The American jewelry company reported its fourth-quarter fiscal year 2019 results Wednesday before the bell, reporting decreases on both top and bottom lines.

Total sales for the period ending Feb. 2 fell 6 percent to $2.15 billion, down from $2.2 billion a year earlier. The company’s bottom line turned red: a loss of $116.2 million for the quarter, compared with gains of $343 million a year earlier.

Same-store sales, across the entire company’s portfolio, which includes jewelry brands Kay, Zales, Jared, Piercing Pagoda, James Allen and Peoples, fell 2 percent. The company’s one bright spot was Piercing Pagoda, where same store sales shot up 17.1 percent during the quarter. Meanwhile, in-store sales at Kay, Jared and James Allen were all in the red.   

Even so, the results were better than expected and the stock ticked ahead nearly 2 percent Wednesday morning after the market opened.  

“We made progress on our Path to Brilliance initiatives,” Virginia Drosos, chief executive officer of Signet, said in a statement, referring to the initiative that began in fiscal year 2019. “However, we did not finish the year as strongly as expected due to a highly competitive promotional environment, continued consumer weakness in the U.K., and lower-than-expected customer demand for legacy merchandise collections that impacted our holiday fourth-quarter results.

“Using important learnings from year one of our transformation, as we look forward to fiscal [year] 2020, we are accelerating initiatives to further develop the seamless and personalized omnichannel jewelry experience that Signet can uniquely provide,” Drosos said.  

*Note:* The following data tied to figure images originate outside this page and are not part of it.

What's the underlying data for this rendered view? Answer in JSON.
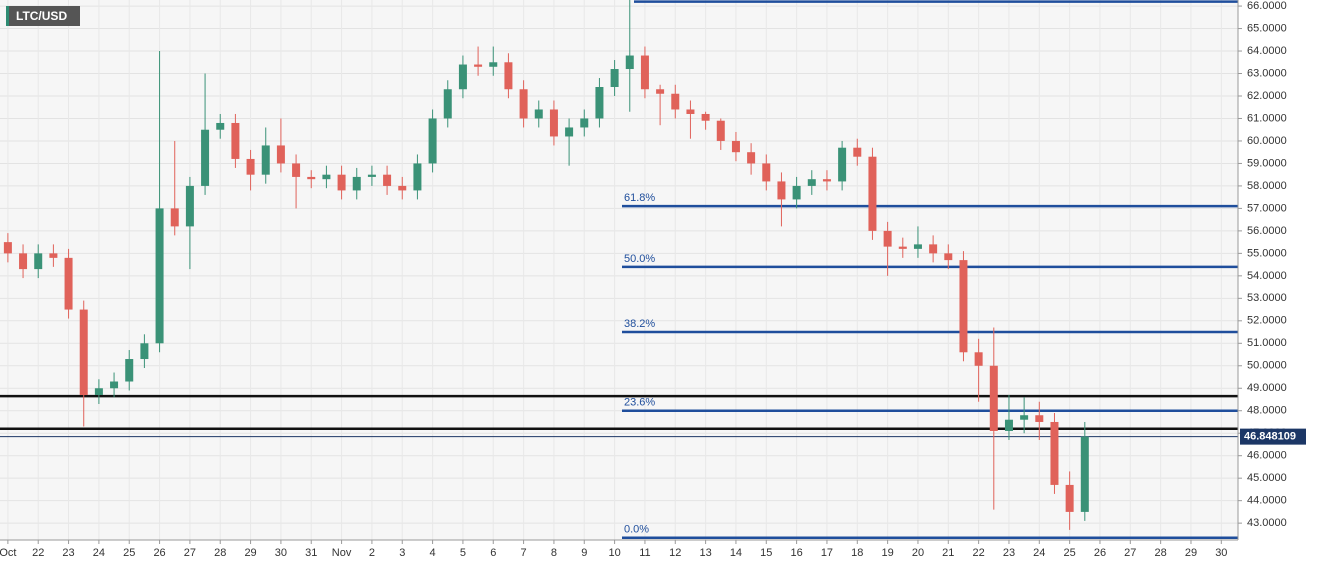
{
  "chart_data": {
    "type": "candlestick",
    "title": "LTC/USD",
    "x": [
      0,
      0.5,
      1,
      1.5,
      2,
      2.5,
      3,
      3.5,
      4,
      4.5,
      5,
      5.5,
      6,
      6.5,
      7,
      7.5,
      8,
      8.5,
      9,
      9.5,
      10,
      10.5,
      11,
      11.5,
      12,
      12.5,
      13,
      13.5,
      14,
      14.5,
      15,
      15.5,
      16,
      16.5,
      17,
      17.5,
      18,
      18.5,
      19,
      19.5,
      20,
      20.5,
      21,
      21.5,
      22,
      22.5,
      23,
      23.5,
      24,
      24.5,
      25,
      25.5,
      26,
      26.5,
      27,
      27.5,
      28,
      28.5,
      29,
      29.5,
      30,
      30.5,
      31,
      31.5,
      32,
      32.5,
      33,
      33.5,
      34,
      34.5,
      35,
      35.5
    ],
    "open": [
      55.5,
      55.0,
      54.3,
      55.0,
      54.8,
      52.5,
      48.7,
      49.0,
      49.3,
      50.3,
      51.0,
      57.0,
      56.2,
      58.0,
      60.5,
      60.8,
      59.2,
      58.5,
      59.8,
      59.0,
      58.4,
      58.3,
      58.5,
      57.8,
      58.4,
      58.5,
      58.0,
      57.8,
      59.0,
      61.0,
      62.3,
      63.4,
      63.3,
      63.5,
      62.3,
      61.0,
      61.4,
      60.2,
      60.6,
      61.0,
      62.4,
      63.2,
      63.8,
      62.3,
      62.1,
      61.4,
      61.2,
      60.9,
      60.0,
      59.5,
      59.0,
      58.2,
      57.4,
      58.0,
      58.3,
      58.2,
      59.7,
      59.3,
      56.0,
      55.3,
      55.2,
      55.4,
      55.0,
      54.7,
      50.6,
      50.0,
      47.1,
      47.6,
      47.8,
      47.5,
      44.7,
      43.5
    ],
    "high": [
      55.9,
      55.4,
      55.4,
      55.4,
      55.2,
      52.9,
      49.4,
      49.7,
      50.7,
      51.4,
      64.0,
      60.0,
      58.4,
      63.0,
      61.2,
      61.2,
      59.6,
      60.6,
      61.0,
      59.4,
      58.7,
      58.9,
      58.9,
      58.8,
      58.9,
      58.9,
      58.4,
      59.4,
      61.4,
      62.7,
      63.8,
      64.2,
      64.2,
      63.9,
      62.7,
      61.8,
      61.8,
      61.0,
      61.4,
      62.8,
      63.6,
      66.3,
      64.2,
      62.5,
      62.5,
      61.8,
      61.3,
      61.0,
      60.4,
      59.9,
      59.4,
      58.6,
      58.4,
      58.7,
      58.7,
      60.0,
      60.1,
      59.7,
      56.4,
      55.7,
      56.2,
      55.8,
      55.4,
      55.1,
      51.2,
      51.7,
      48.7,
      48.6,
      48.4,
      47.9,
      45.3,
      47.5
    ],
    "low": [
      54.6,
      53.9,
      53.9,
      54.4,
      52.1,
      47.3,
      48.3,
      48.6,
      48.9,
      49.9,
      50.6,
      55.8,
      54.3,
      57.6,
      60.1,
      58.8,
      57.8,
      58.1,
      58.6,
      57.0,
      57.9,
      57.9,
      57.4,
      57.4,
      58.0,
      57.6,
      57.4,
      57.4,
      58.6,
      60.6,
      61.9,
      62.9,
      62.9,
      61.9,
      60.6,
      60.6,
      59.8,
      58.9,
      60.2,
      60.6,
      62.0,
      61.3,
      61.9,
      60.7,
      61.0,
      60.1,
      60.5,
      59.6,
      59.1,
      58.5,
      57.8,
      56.2,
      57.0,
      57.6,
      57.8,
      57.8,
      58.9,
      55.6,
      54.0,
      54.8,
      54.8,
      54.6,
      54.3,
      50.2,
      48.4,
      43.6,
      46.7,
      47.0,
      46.7,
      44.3,
      42.7,
      43.1
    ],
    "close": [
      55.0,
      54.3,
      55.0,
      54.8,
      52.5,
      48.7,
      49.0,
      49.3,
      50.3,
      51.0,
      57.0,
      56.2,
      58.0,
      60.5,
      60.8,
      59.2,
      58.5,
      59.8,
      59.0,
      58.4,
      58.3,
      58.5,
      57.8,
      58.4,
      58.5,
      58.0,
      57.8,
      59.0,
      61.0,
      62.3,
      63.4,
      63.3,
      63.5,
      62.3,
      61.0,
      61.4,
      60.2,
      60.6,
      61.0,
      62.4,
      63.2,
      63.8,
      62.3,
      62.1,
      61.4,
      61.2,
      60.9,
      60.0,
      59.5,
      59.0,
      58.2,
      57.4,
      58.0,
      58.3,
      58.2,
      59.7,
      59.3,
      56.0,
      55.3,
      55.2,
      55.4,
      55.0,
      54.7,
      50.6,
      50.0,
      47.1,
      47.6,
      47.8,
      47.5,
      44.7,
      43.5,
      46.85
    ],
    "up_color": "#3a9277",
    "down_color": "#e0625a",
    "last_price": {
      "value": 46.848109,
      "label": "46.848109"
    },
    "fib_levels": [
      {
        "value": 57.1,
        "label": "61.8%"
      },
      {
        "value": 54.4,
        "label": "50.0%"
      },
      {
        "value": 51.5,
        "label": "38.2%"
      },
      {
        "value": 48.0,
        "label": "23.6%"
      },
      {
        "value": 42.35,
        "label": "0.0%"
      }
    ],
    "fib_top": 66.2,
    "fib_color": "#1f4e9c",
    "support_levels": [
      48.65,
      47.2
    ],
    "xlim": [
      -0.26,
      40.55
    ],
    "ylim": [
      42.25,
      66.27
    ],
    "xticks": [
      {
        "value": 0,
        "label": "Oct"
      },
      {
        "value": 1,
        "label": "22"
      },
      {
        "value": 2,
        "label": "23"
      },
      {
        "value": 3,
        "label": "24"
      },
      {
        "value": 4,
        "label": "25"
      },
      {
        "value": 5,
        "label": "26"
      },
      {
        "value": 6,
        "label": "27"
      },
      {
        "value": 7,
        "label": "28"
      },
      {
        "value": 8,
        "label": "29"
      },
      {
        "value": 9,
        "label": "30"
      },
      {
        "value": 10,
        "label": "31"
      },
      {
        "value": 11,
        "label": "Nov"
      },
      {
        "value": 12,
        "label": "2"
      },
      {
        "value": 13,
        "label": "3"
      },
      {
        "value": 14,
        "label": "4"
      },
      {
        "value": 15,
        "label": "5"
      },
      {
        "value": 16,
        "label": "6"
      },
      {
        "value": 17,
        "label": "7"
      },
      {
        "value": 18,
        "label": "8"
      },
      {
        "value": 19,
        "label": "9"
      },
      {
        "value": 20,
        "label": "10"
      },
      {
        "value": 21,
        "label": "11"
      },
      {
        "value": 22,
        "label": "12"
      },
      {
        "value": 23,
        "label": "13"
      },
      {
        "value": 24,
        "label": "14"
      },
      {
        "value": 25,
        "label": "15"
      },
      {
        "value": 26,
        "label": "16"
      },
      {
        "value": 27,
        "label": "17"
      },
      {
        "value": 28,
        "label": "18"
      },
      {
        "value": 29,
        "label": "19"
      },
      {
        "value": 30,
        "label": "20"
      },
      {
        "value": 31,
        "label": "21"
      },
      {
        "value": 32,
        "label": "22"
      },
      {
        "value": 33,
        "label": "23"
      },
      {
        "value": 34,
        "label": "24"
      },
      {
        "value": 35,
        "label": "25"
      },
      {
        "value": 36,
        "label": "26"
      },
      {
        "value": 37,
        "label": "27"
      },
      {
        "value": 38,
        "label": "28"
      },
      {
        "value": 39,
        "label": "29"
      },
      {
        "value": 40,
        "label": "30"
      }
    ],
    "yticks": [
      {
        "value": 43,
        "label": "43.0000"
      },
      {
        "value": 44,
        "label": "44.0000"
      },
      {
        "value": 45,
        "label": "45.0000"
      },
      {
        "value": 46,
        "label": "46.0000"
      },
      {
        "value": 47,
        "label": "47.0000"
      },
      {
        "value": 48,
        "label": "48.0000"
      },
      {
        "value": 49,
        "label": "49.0000"
      },
      {
        "value": 50,
        "label": "50.0000"
      },
      {
        "value": 51,
        "label": "51.0000"
      },
      {
        "value": 52,
        "label": "52.0000"
      },
      {
        "value": 53,
        "label": "53.0000"
      },
      {
        "value": 54,
        "label": "54.0000"
      },
      {
        "value": 55,
        "label": "55.0000"
      },
      {
        "value": 56,
        "label": "56.0000"
      },
      {
        "value": 57,
        "label": "57.0000"
      },
      {
        "value": 58,
        "label": "58.0000"
      },
      {
        "value": 59,
        "label": "59.0000"
      },
      {
        "value": 60,
        "label": "60.0000"
      },
      {
        "value": 61,
        "label": "61.0000"
      },
      {
        "value": 62,
        "label": "62.0000"
      },
      {
        "value": 63,
        "label": "63.0000"
      },
      {
        "value": 64,
        "label": "64.0000"
      },
      {
        "value": 65,
        "label": "65.0000"
      },
      {
        "value": 66,
        "label": "66.0000"
      }
    ],
    "grid": true
  }
}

She added on the conference call with analysts on Wednesday that the “multiyear journey” will include initiatives, such as adding more exclusive pieces, both in store and online, as well as customized products and full-service offerings, such as repairs and piercings. The company will also continue to invest in “modernizing content and messaging” and technology for its mobile and online platforms.

In fact, the executive said the company year will be the first time Signet spends more money on digital and social media marketing than television advertisements.

Signet will also continue to “optimize real estate, working toward a portfolio of fewer, better stores,” Drosos said. That includes exiting “lower-grade malls” and regional banners. 

Still, the ceo pointed out that the company will continue to “see some headwinds from legacy brands” through the coming year, including same store sales flat to down and reduced revenues for the year.